Brindle M E, Brar M, Skarsgard E D
University of Calgary, Calgary, AB, Canada.
Pediatr Surg Int. 2011 Sep;27(9):969-74. doi: 10.1007/s00383-011-2925-1. Epub 2011 May 18.
Infants with congenital diaphragmatic hernia (CDH) have variable outcomes. There is a considerable potential benefit in being able to predict perinatally, which infants have severe hypoplasia and are thus more likely to die or survive with significant morbidity. We examine the relationship between a need for patch repair of CDH (PR) and outcome, using a national database.
Baseline characteristics of patients undergoing PR or non-patch repair (NPR) were compared. Multivariate analysis was performed to determine the association of PR with mortality and morbidity independent of other known predictors.

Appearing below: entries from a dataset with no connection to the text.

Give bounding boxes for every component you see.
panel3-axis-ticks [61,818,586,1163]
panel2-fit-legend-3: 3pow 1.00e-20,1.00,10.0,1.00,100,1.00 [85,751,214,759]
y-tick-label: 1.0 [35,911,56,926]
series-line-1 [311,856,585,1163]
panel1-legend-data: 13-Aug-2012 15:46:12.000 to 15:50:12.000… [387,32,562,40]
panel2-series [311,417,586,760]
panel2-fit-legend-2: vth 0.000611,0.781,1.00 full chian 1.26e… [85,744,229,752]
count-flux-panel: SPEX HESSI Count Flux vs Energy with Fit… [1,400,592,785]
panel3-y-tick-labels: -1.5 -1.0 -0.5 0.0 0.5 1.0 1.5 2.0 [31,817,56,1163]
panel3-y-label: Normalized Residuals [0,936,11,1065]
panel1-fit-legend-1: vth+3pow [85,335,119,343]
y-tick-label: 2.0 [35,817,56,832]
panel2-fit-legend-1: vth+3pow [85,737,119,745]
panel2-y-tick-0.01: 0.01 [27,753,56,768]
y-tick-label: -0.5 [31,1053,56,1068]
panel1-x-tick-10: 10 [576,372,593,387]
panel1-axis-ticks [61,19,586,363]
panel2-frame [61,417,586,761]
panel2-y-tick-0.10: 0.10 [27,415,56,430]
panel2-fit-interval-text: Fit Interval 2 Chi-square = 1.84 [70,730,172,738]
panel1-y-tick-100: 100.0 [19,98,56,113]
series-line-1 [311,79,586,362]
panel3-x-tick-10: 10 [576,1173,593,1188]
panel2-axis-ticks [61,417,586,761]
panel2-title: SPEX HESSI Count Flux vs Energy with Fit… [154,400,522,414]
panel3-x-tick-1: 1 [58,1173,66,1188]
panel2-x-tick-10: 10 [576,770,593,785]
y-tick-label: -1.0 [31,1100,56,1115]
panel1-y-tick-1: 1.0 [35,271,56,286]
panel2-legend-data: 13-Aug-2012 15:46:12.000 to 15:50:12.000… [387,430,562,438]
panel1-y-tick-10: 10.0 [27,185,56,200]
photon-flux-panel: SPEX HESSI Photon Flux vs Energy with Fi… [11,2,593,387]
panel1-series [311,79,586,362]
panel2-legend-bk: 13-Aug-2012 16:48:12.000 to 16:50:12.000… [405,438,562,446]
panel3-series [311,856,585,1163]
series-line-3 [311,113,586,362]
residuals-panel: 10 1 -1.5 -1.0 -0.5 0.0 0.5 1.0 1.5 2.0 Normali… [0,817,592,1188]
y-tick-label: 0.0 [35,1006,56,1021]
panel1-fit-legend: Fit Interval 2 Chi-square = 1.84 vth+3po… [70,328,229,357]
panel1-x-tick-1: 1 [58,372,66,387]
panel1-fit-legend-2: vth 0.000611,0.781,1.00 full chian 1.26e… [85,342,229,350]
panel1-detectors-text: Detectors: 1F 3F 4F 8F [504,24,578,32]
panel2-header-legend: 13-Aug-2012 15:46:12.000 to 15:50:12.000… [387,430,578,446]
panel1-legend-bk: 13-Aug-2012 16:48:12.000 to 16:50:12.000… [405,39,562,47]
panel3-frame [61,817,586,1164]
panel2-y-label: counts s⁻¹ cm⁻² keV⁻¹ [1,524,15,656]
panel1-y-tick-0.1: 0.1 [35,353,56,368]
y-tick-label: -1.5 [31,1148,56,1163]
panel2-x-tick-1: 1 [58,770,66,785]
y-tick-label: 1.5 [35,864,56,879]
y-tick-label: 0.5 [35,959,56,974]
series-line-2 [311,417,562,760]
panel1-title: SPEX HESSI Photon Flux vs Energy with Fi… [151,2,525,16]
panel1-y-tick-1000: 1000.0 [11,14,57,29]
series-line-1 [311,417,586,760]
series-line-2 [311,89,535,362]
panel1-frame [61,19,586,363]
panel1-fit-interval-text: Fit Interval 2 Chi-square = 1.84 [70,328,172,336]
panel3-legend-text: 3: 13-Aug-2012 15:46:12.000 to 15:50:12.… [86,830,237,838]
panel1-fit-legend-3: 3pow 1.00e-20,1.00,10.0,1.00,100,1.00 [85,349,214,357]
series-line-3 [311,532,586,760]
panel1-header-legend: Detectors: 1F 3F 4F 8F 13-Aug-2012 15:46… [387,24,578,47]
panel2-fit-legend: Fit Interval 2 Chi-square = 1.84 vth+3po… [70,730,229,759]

Baseline characteristics of PR and NPR infants were similar although those infants with PR had higher SNAP-II scores. PR was an independent predictor of mortality with an odds ratio of 17.1 (95%CI 2.0-149.2) and was independently associated with secondary outcome measures of morbidity, including the need for oxygen at discharge and the duration of ventilation.
Infants requiring PR have significantly higher mortality and suffer greater morbidity than those undergoing NPR. This association is independent of other known predictors of mortality. Identifying prenatal features associated with this high risk group would be of great clinical value.
先天性膈疝(CDH)患儿的预后各不相同。能够在围产期预测哪些婴儿有严重肺发育不全,从而更有可能死亡或存活但伴有严重并发症,具有相当大的潜在益处。我们使用一个全国性数据库研究了CDH补片修补术(PR)与预后之间的关系。
比较接受PR或非补片修补术(NPR)患者的基线特征。进行多变量分析以确定PR与死亡率和并发症的关联,独立于其他已知预测因素。
PR组和NPR组婴儿的基线特征相似,尽管PR组婴儿的SNAP-II评分较高。PR是死亡率的独立预测因素,比值比为17.1(95%CI 2.0-149.2),并且与并发症的次要结局指标独立相关,包括出院时需要吸氧和通气时间。
需要PR的婴儿比接受NPR的婴儿死亡率显著更高,且并发症更多。这种关联独立于其他已知的死亡率预测因素。识别与这个高危组相关的产前特征将具有很大的临床价值。